Downs (1998) recommended that for breeding snipe, surveys spaced at 5–10 year intervals are appropriate because more frequent surveys would reflect snipe movements due to differing environmental conditions. The propensity of snipe to shift habitats in response to changing conditions also occurs on the wintering grounds (Hoodless et al. 1998, Cline and Haig 2011). Therefore, the decision to change the frequency of surveying snipe needs to weigh the relative change in distribution both within a year and among years (Robbins 1952, Tuck 1972, Arnold 1994). Within year snipe redistribution could be addressed by increasing the scale of the survey to include all four Flyways. Doing so should address within year redistributions unless the relative distribution of birds changes within year between the United States and more southerly wintering areas (Tuck 1972, Mueller 1999). Tuck (1972) suggested that the majority of North American snipe winter in Louisiana, but noted that some portion of the population can winter as far south as Mexico and northern Venezuela in certain years. Assessments of snipe populations on the periphery of the southern wintering range could only be addressed by further increasing the scale to include Central and northern South America. If snipe shift wintering areas between the United States and more southerly wintering areas among years, then changing the frequency of surveys would not solve this problem — only changing the scale would.
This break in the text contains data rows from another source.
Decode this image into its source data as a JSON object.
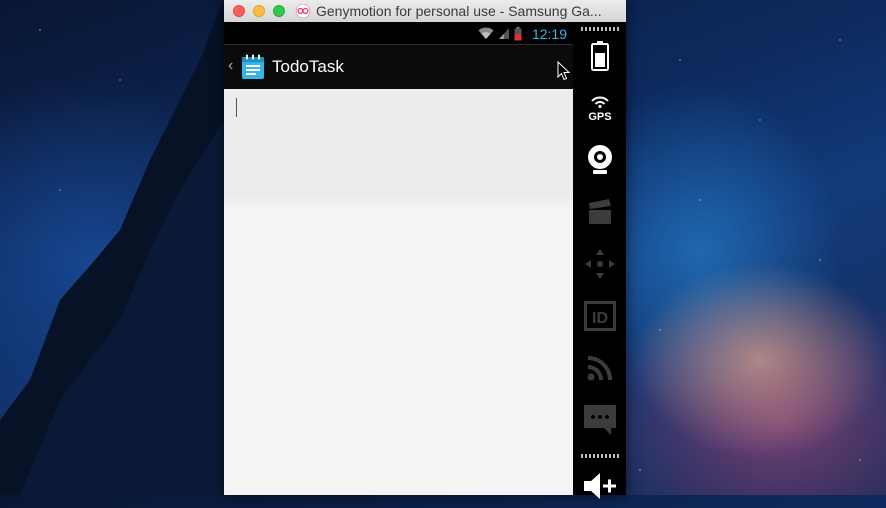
{
  "window": {
    "title": "Genymotion for personal use - Samsung Ga..."
  },
  "statusbar": {
    "time": "12:19",
    "icons": [
      "wifi-icon",
      "signal-icon",
      "battery-icon"
    ]
  },
  "actionbar": {
    "title": "TodoTask",
    "app_icon": "notepad-icon"
  },
  "editor": {
    "value": ""
  },
  "sidebar": {
    "buttons": [
      {
        "name": "battery-widget",
        "icon": "battery-icon",
        "enabled": true
      },
      {
        "name": "gps-widget",
        "icon": "gps-icon",
        "label": "GPS",
        "enabled": true
      },
      {
        "name": "camera-widget",
        "icon": "webcam-icon",
        "enabled": true
      },
      {
        "name": "screencast-widget",
        "icon": "clapperboard-icon",
        "enabled": false
      },
      {
        "name": "remote-control-widget",
        "icon": "dpad-icon",
        "enabled": false
      },
      {
        "name": "device-id-widget",
        "icon": "id-icon",
        "label": "ID",
        "enabled": false
      },
      {
        "name": "network-widget",
        "icon": "rss-icon",
        "enabled": false
      },
      {
        "name": "sms-widget",
        "icon": "message-icon",
        "enabled": false
      },
      {
        "name": "volume-up-widget",
        "icon": "volume-up-icon",
        "enabled": true
      }
    ]
  },
  "colors": {
    "clock": "#33b5e5",
    "app_icon": "#33b5e5",
    "disabled_icon": "#3c3c3c"
  }
}
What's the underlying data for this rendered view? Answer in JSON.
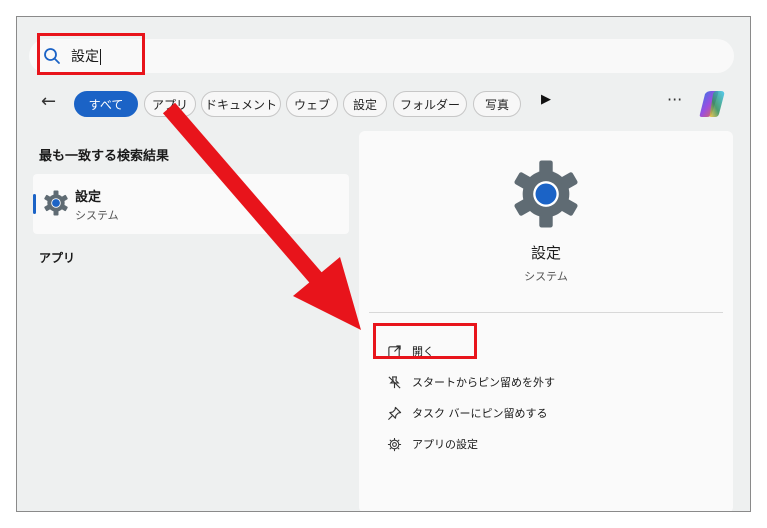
{
  "search": {
    "query": "設定"
  },
  "filters": {
    "back_icon": "back-arrow-icon",
    "chips": [
      "すべて",
      "アプリ",
      "ドキュメント",
      "ウェブ",
      "設定",
      "フォルダー",
      "写真"
    ],
    "more_label": "···"
  },
  "results": {
    "best_match_label": "最も一致する検索結果",
    "best_match": {
      "title": "設定",
      "subtitle": "システム"
    },
    "apps_label": "アプリ"
  },
  "detail": {
    "title": "設定",
    "subtitle": "システム",
    "actions": [
      "開く",
      "スタートからピン留めを外す",
      "タスク バーにピン留めする",
      "アプリの設定"
    ]
  },
  "colors": {
    "accent": "#1b63c6",
    "highlight": "#e8141b",
    "gear": "#5f6b73"
  }
}
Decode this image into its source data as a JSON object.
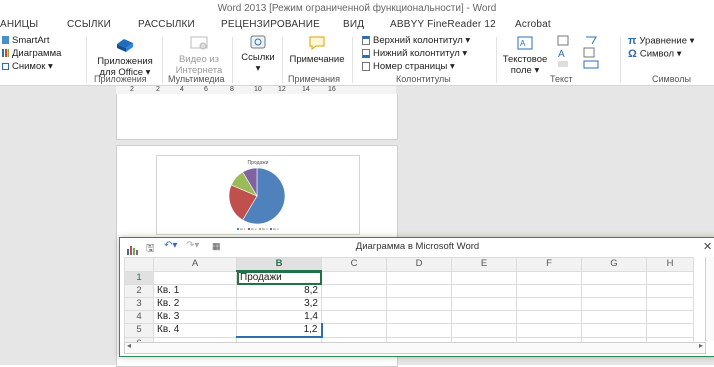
{
  "window": {
    "title": "Word 2013 [Режим ограниченной функциональности] - Word"
  },
  "tabs": [
    "АНИЦЫ",
    "ССЫЛКИ",
    "РАССЫЛКИ",
    "РЕЦЕНЗИРОВАНИЕ",
    "ВИД",
    "ABBYY FineReader 12",
    "Acrobat"
  ],
  "ribbon": {
    "illustrations": {
      "smartart": "SmartArt",
      "chart": "Диаграмма",
      "screenshot": "Снимок ▾"
    },
    "apps": {
      "office_l1": "Приложения",
      "office_l2": "для Office ▾",
      "group": "Приложения"
    },
    "media": {
      "video_l1": "Видео из",
      "video_l2": "Интернета",
      "group": "Мультимедиа"
    },
    "links": {
      "label": "Ссылки",
      "dropdown": "▾"
    },
    "comments": {
      "label": "Примечание",
      "group": "Примечания"
    },
    "header_footer": {
      "header": "Верхний колонтитул ▾",
      "footer": "Нижний колонтитул ▾",
      "page_number": "Номер страницы ▾",
      "group": "Колонтитулы"
    },
    "text": {
      "textbox_l1": "Текстовое",
      "textbox_l2": "поле ▾",
      "group": "Текст"
    },
    "symbols": {
      "equation": "Уравнение ▾",
      "symbol": "Символ ▾",
      "group": "Символы"
    }
  },
  "ruler": [
    "2",
    "2",
    "4",
    "6",
    "8",
    "10",
    "12",
    "14",
    "16"
  ],
  "chart_data": {
    "type": "pie",
    "title": "Продажи",
    "categories": [
      "Кв. 1",
      "Кв. 2",
      "Кв. 3",
      "Кв. 4"
    ],
    "values": [
      8.2,
      3.2,
      1.4,
      1.2
    ],
    "colors": [
      "#4f81bd",
      "#c0504d",
      "#9bbb59",
      "#8064a2"
    ],
    "legend_position": "bottom"
  },
  "sheet": {
    "title": "Диаграмма в Microsoft Word",
    "close": "✕",
    "columns": [
      "",
      "A",
      "B",
      "C",
      "D",
      "E",
      "F",
      "G",
      "H"
    ],
    "rows": [
      {
        "n": "1",
        "a": "",
        "b": "Продажи"
      },
      {
        "n": "2",
        "a": "Кв. 1",
        "b": "8,2"
      },
      {
        "n": "3",
        "a": "Кв. 2",
        "b": "3,2"
      },
      {
        "n": "4",
        "a": "Кв. 3",
        "b": "1,4"
      },
      {
        "n": "5",
        "a": "Кв. 4",
        "b": "1,2"
      },
      {
        "n": "6",
        "a": "",
        "b": ""
      }
    ]
  }
}
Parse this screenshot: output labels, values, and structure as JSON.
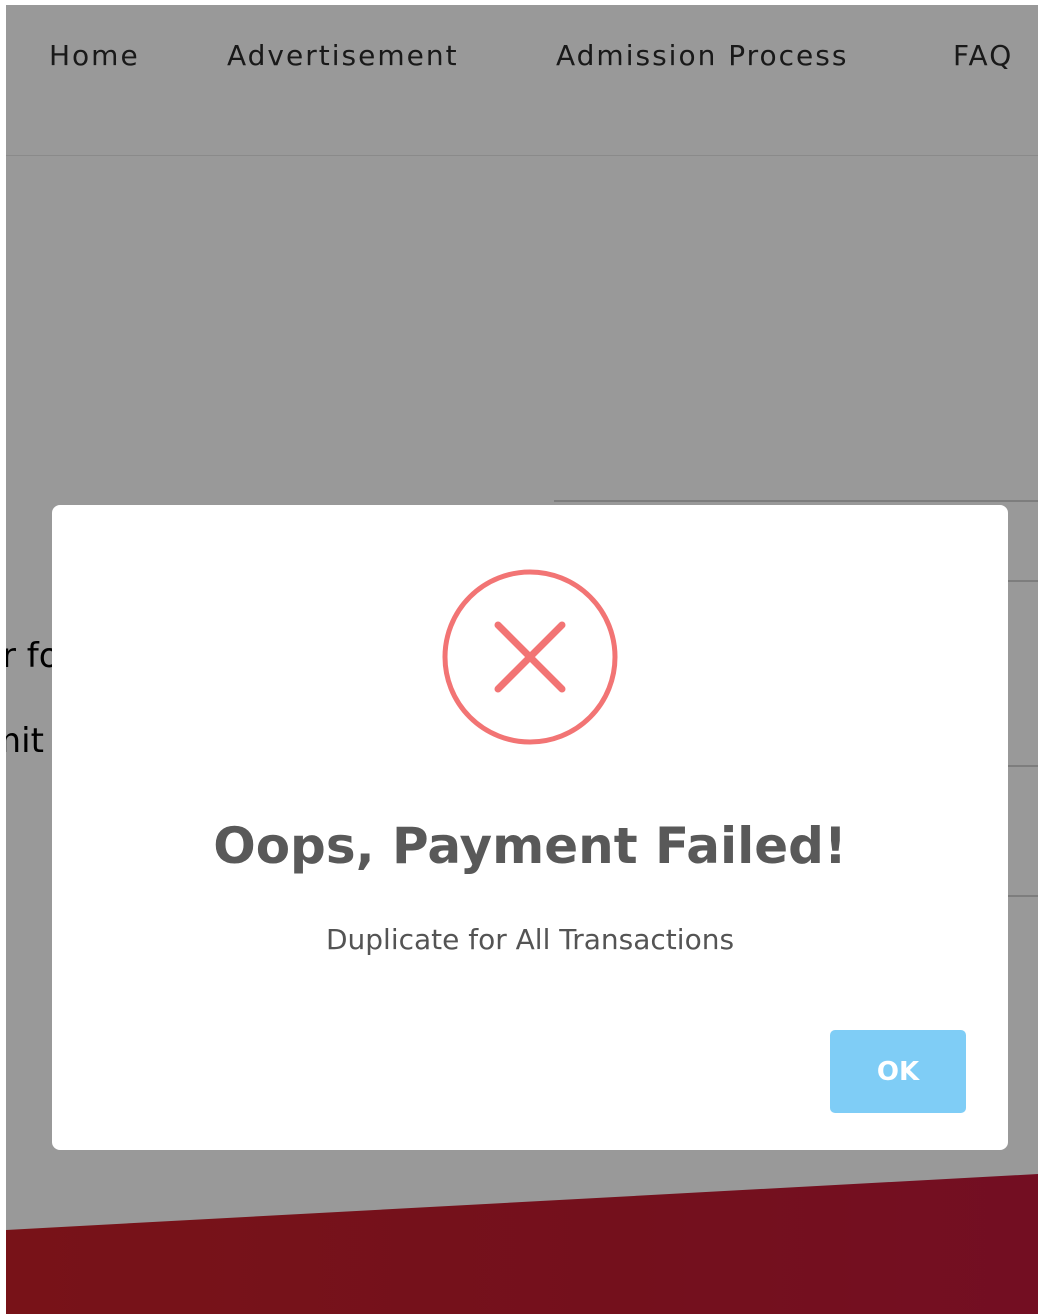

The efficiency of line transects and the detections they provide make them advantageous for studies at the regional level (Wilson et al. 2000). Our data indicate that a road transect survey method is effective for estimating wintering snipe density and abundance in the lower Mississippi Flyway. Tuck's (1972) survey recommendations and our method will eventually allow a trend estimate to be produced, to support better harvest management decisions. Future research efforts should investigate how water availability on the landscape and weather variables influence snipe abundances over space and time.
Acknowledgements —
We thank A. M. Fasoli, S. M. Magstadt, J. D. Oates and W. P. Thompson for help collecting the data. We thank S. E. Lehnen for analysis advice and technical support. We thank S. M. Haig, H. A. Mathewson and J. E. Thompson for comments on an earlier version of this manuscript. Funding was provided by the USFWS Webless Migratory Game Bird Management Program and the USGS Arkansas Cooperative Fish and Wildlife Research Unit. Any use of trade, firm or product names is for descriptive purposes only and does not imply endorsement by the US Government.